According to the water supply page:
“The partners are pursuing this project to secure a new, high-quality surface water supply from the Sacramento River. Currently, groundwater serves as the sole supply of water for the partners. A new, treated surface water source is needed to improve water quality for Woodland, Davis and UC Davis to meet future wastewater discharge requirements. The partners also want to ensure that an adequate and diversified future water supply is available.”
The project is currently in the environmental documentation phase, and Draft EIR has been prepared and available for review for a 50-day period ending May 31. Any public willing to submit comments may do so at the May 16, 2007 Davis City Council Meeting.
The project relies on a diversion of water from the Sacramento River, it will then be piped into an intake water treatment plant and connected with the cities. It has three primary goals: (1) “Provide a reliable water supply to meet existing and future needs;” (2) “improve water quality for drinking water purposes;” and (3) “improve the quality of treated wastewater effluent discharged by the Project Partners.”
According to the EIR, there will be up to 46.1 thousand acre feet of water per year from the river for water use.
They argue that there will be no significant impact on fish, aquatic resources, and habitats, hydrology, or water quality in the Sacramento River or downstream delta. That may be accurate on the basis simply of the impact of this specific project’s usage, but the broader concern would have to be the stress on this system as more and more community scramble to gain control over water from the Sacramento River in lieu of pending water shortages and changes in the climate due to global warming. Any one project’s impact may be low, but it would be interesting to see what the combined or overall impact might be.

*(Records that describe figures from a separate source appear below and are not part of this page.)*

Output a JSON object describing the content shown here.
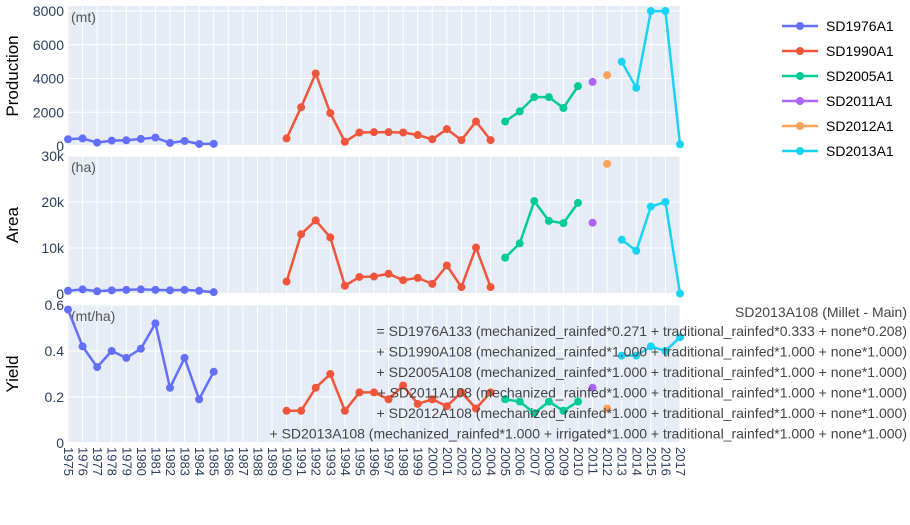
{
  "chart_data": {
    "type": "line",
    "x": [
      1975,
      1976,
      1977,
      1978,
      1979,
      1980,
      1981,
      1982,
      1983,
      1984,
      1985,
      1986,
      1987,
      1988,
      1989,
      1990,
      1991,
      1992,
      1993,
      1994,
      1995,
      1996,
      1997,
      1998,
      1999,
      2000,
      2001,
      2002,
      2003,
      2004,
      2005,
      2006,
      2007,
      2008,
      2009,
      2010,
      2011,
      2012,
      2013,
      2014,
      2015,
      2016,
      2017
    ],
    "x_tick_labels": [
      "1975",
      "1976",
      "1977",
      "1978",
      "1979",
      "1980",
      "1981",
      "1982",
      "1983",
      "1984",
      "1985",
      "1986",
      "1987",
      "1988",
      "1989",
      "1990",
      "1991",
      "1992",
      "1993",
      "1994",
      "1995",
      "1996",
      "1997",
      "1998",
      "1999",
      "2000",
      "2001",
      "2002",
      "2003",
      "2004",
      "2005",
      "2006",
      "2007",
      "2008",
      "2009",
      "2010",
      "2011",
      "2012",
      "2013",
      "2014",
      "2015",
      "2016",
      "2017"
    ],
    "xlim": [
      1975,
      2017
    ],
    "grid": true,
    "legend_position": "top-right",
    "series_colors": {
      "SD1976A1": "#636efa",
      "SD1990A1": "#ef553b",
      "SD2005A1": "#00cc96",
      "SD2011A1": "#ab63fa",
      "SD2012A1": "#ffa15a",
      "SD2013A1": "#19d3f3"
    },
    "legend": [
      "SD1976A1",
      "SD1990A1",
      "SD2005A1",
      "SD2011A1",
      "SD2012A1",
      "SD2013A1"
    ],
    "panels": [
      {
        "ylabel": "Production",
        "unit": "(mt)",
        "ylim": [
          0,
          8300
        ],
        "yticks": [
          0,
          2000,
          4000,
          6000,
          8000
        ],
        "ytick_labels": [
          "0",
          "2000",
          "4000",
          "6000",
          "8000"
        ],
        "series": [
          {
            "name": "SD1976A1",
            "x": [
              1975,
              1976,
              1977,
              1978,
              1979,
              1980,
              1981,
              1982,
              1983,
              1984,
              1985
            ],
            "y": [
              400,
              450,
              200,
              320,
              340,
              420,
              500,
              180,
              300,
              120,
              130
            ]
          },
          {
            "name": "SD1990A1",
            "x": [
              1990,
              1991,
              1992,
              1993,
              1994,
              1995,
              1996,
              1997,
              1998,
              1999,
              2000,
              2001,
              2002,
              2003,
              2004
            ],
            "y": [
              450,
              2300,
              4300,
              1950,
              250,
              800,
              820,
              820,
              800,
              650,
              400,
              1000,
              350,
              1450,
              350
            ]
          },
          {
            "name": "SD2005A1",
            "x": [
              2005,
              2006,
              2007,
              2008,
              2009,
              2010
            ],
            "y": [
              1450,
              2050,
              2900,
              2900,
              2250,
              3550
            ]
          },
          {
            "name": "SD2011A1",
            "x": [
              2011
            ],
            "y": [
              3800
            ]
          },
          {
            "name": "SD2012A1",
            "x": [
              2012
            ],
            "y": [
              4200
            ]
          },
          {
            "name": "SD2013A1",
            "x": [
              2013,
              2014,
              2015,
              2016,
              2017
            ],
            "y": [
              5000,
              3450,
              8000,
              8000,
              100
            ]
          }
        ]
      },
      {
        "ylabel": "Area",
        "unit": "(ha)",
        "ylim": [
          0,
          30000
        ],
        "yticks": [
          0,
          10000,
          20000,
          30000
        ],
        "ytick_labels": [
          "0",
          "10k",
          "20k",
          "30k"
        ],
        "series": [
          {
            "name": "SD1976A1",
            "x": [
              1975,
              1976,
              1977,
              1978,
              1979,
              1980,
              1981,
              1982,
              1983,
              1984,
              1985
            ],
            "y": [
              700,
              1000,
              600,
              800,
              900,
              1000,
              900,
              800,
              900,
              700,
              400
            ]
          },
          {
            "name": "SD1990A1",
            "x": [
              1990,
              1991,
              1992,
              1993,
              1994,
              1995,
              1996,
              1997,
              1998,
              1999,
              2000,
              2001,
              2002,
              2003,
              2004
            ],
            "y": [
              2700,
              13000,
              16000,
              12300,
              1800,
              3700,
              3800,
              4400,
              3000,
              3500,
              2200,
              6200,
              1500,
              10100,
              1500
            ]
          },
          {
            "name": "SD2005A1",
            "x": [
              2005,
              2006,
              2007,
              2008,
              2009,
              2010
            ],
            "y": [
              7900,
              11000,
              20200,
              15900,
              15400,
              19800
            ]
          },
          {
            "name": "SD2011A1",
            "x": [
              2011
            ],
            "y": [
              15500
            ]
          },
          {
            "name": "SD2012A1",
            "x": [
              2012
            ],
            "y": [
              28300
            ]
          },
          {
            "name": "SD2013A1",
            "x": [
              2013,
              2014,
              2015,
              2016,
              2017
            ],
            "y": [
              11800,
              9400,
              19000,
              20000,
              100
            ]
          }
        ]
      },
      {
        "ylabel": "Yield",
        "unit": "(mt/ha)",
        "ylim": [
          0,
          0.6
        ],
        "yticks": [
          0,
          0.2,
          0.4,
          0.6
        ],
        "ytick_labels": [
          "0",
          "0.2",
          "0.4",
          "0.6"
        ],
        "series": [
          {
            "name": "SD1976A1",
            "x": [
              1975,
              1976,
              1977,
              1978,
              1979,
              1980,
              1981,
              1982,
              1983,
              1984,
              1985
            ],
            "y": [
              0.58,
              0.42,
              0.33,
              0.4,
              0.37,
              0.41,
              0.52,
              0.24,
              0.37,
              0.19,
              0.31
            ]
          },
          {
            "name": "SD1990A1",
            "x": [
              1990,
              1991,
              1992,
              1993,
              1994,
              1995,
              1996,
              1997,
              1998,
              1999,
              2000,
              2001,
              2002,
              2003,
              2004
            ],
            "y": [
              0.14,
              0.14,
              0.24,
              0.3,
              0.14,
              0.22,
              0.22,
              0.19,
              0.25,
              0.17,
              0.19,
              0.16,
              0.22,
              0.15,
              0.22
            ]
          },
          {
            "name": "SD2005A1",
            "x": [
              2005,
              2006,
              2007,
              2008,
              2009,
              2010
            ],
            "y": [
              0.19,
              0.18,
              0.13,
              0.18,
              0.14,
              0.18
            ]
          },
          {
            "name": "SD2011A1",
            "x": [
              2011
            ],
            "y": [
              0.24
            ]
          },
          {
            "name": "SD2012A1",
            "x": [
              2012
            ],
            "y": [
              0.15
            ]
          },
          {
            "name": "SD2013A1",
            "x": [
              2013,
              2014,
              2015,
              2016,
              2017
            ],
            "y": [
              0.38,
              0.38,
              0.42,
              0.4,
              0.46
            ]
          }
        ]
      }
    ],
    "annotation": {
      "title": "SD2013A108 (Millet - Main)",
      "lines": [
        "= SD1976A133 (mechanized_rainfed*0.271 + traditional_rainfed*0.333 + none*0.208)",
        "+ SD1990A108 (mechanized_rainfed*1.000 + traditional_rainfed*1.000 + none*1.000)",
        "+ SD2005A108 (mechanized_rainfed*1.000 + traditional_rainfed*1.000 + none*1.000)",
        "+ SD2011A108 (mechanized_rainfed*1.000 + traditional_rainfed*1.000 + none*1.000)",
        "+ SD2012A108 (mechanized_rainfed*1.000 + traditional_rainfed*1.000 + none*1.000)",
        "+ SD2013A108 (mechanized_rainfed*1.000 + irrigated*1.000 + traditional_rainfed*1.000 + none*1.000)"
      ]
    }
  }
}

They argue that there will be short-term construction impacts such as dust and noise. However, they do not discuss the impact of building the pipeline across those miles of habitat.
Summer water purchases will not result in significant environmental impacts, however, as the presentation earlier this year suggested, there is likely not going to be water available to Davis during the summer months anyway. So it is unsurprising that the summer water purchases would not result in significant environmental impacts.
While I am far from a water expert, it seems to me that this EIR is inadequate. During the public meetings and workshop earlier this year, Mayor Greenwald suggested we have an independent agency and experts examine the water project for necessity. According to the EIR, the City of Davis is the lead agency for complying with the CEQA act. As I suggest, there seem to be a number of issues that are simply not addressed adequately in the report.
The key questions I have continue to have are the overall impact of a delicate ecological system of the delta. This EIR looked only at the impact of this particular project on the delta rather than any sort of cumulative impact. Second, would be the issue of availability of water.
As discussed previously, the main argument for proceeding with this project now is to gain a foothold on Davis’ share of water from the Sacramento River before other communities that will likely jump on board. The problem with that viewpoint is that if there actually becomes a crisis, there is no guarantee we would be able to retain those water rights.
The final problem with the water supply issue that we are planning for urban growth for a city of 100,000 people within the next 40 years. A realistic view of the resources in California coupled with expected climate change, simply does not support those kind of population growths in this part of the state where water is seasonal and increasingly unreliable.
It would be nice if other alternatives for water supply would have been more thoroughly explored during the recent process, but that does not seem to be a priority.
In the meantime, the city of Davis is looking to embark on two very expensive projects and those on fixed incomes will take a huge hit. That means seniors and other people least able to handle increased costs of living will be the first to feel its impacts. The city needs to seriously examine how they structure these rates–right now they are proposing flat rates, which would be devastating to low income and fixed income people. That should be a top priority in rate structuring.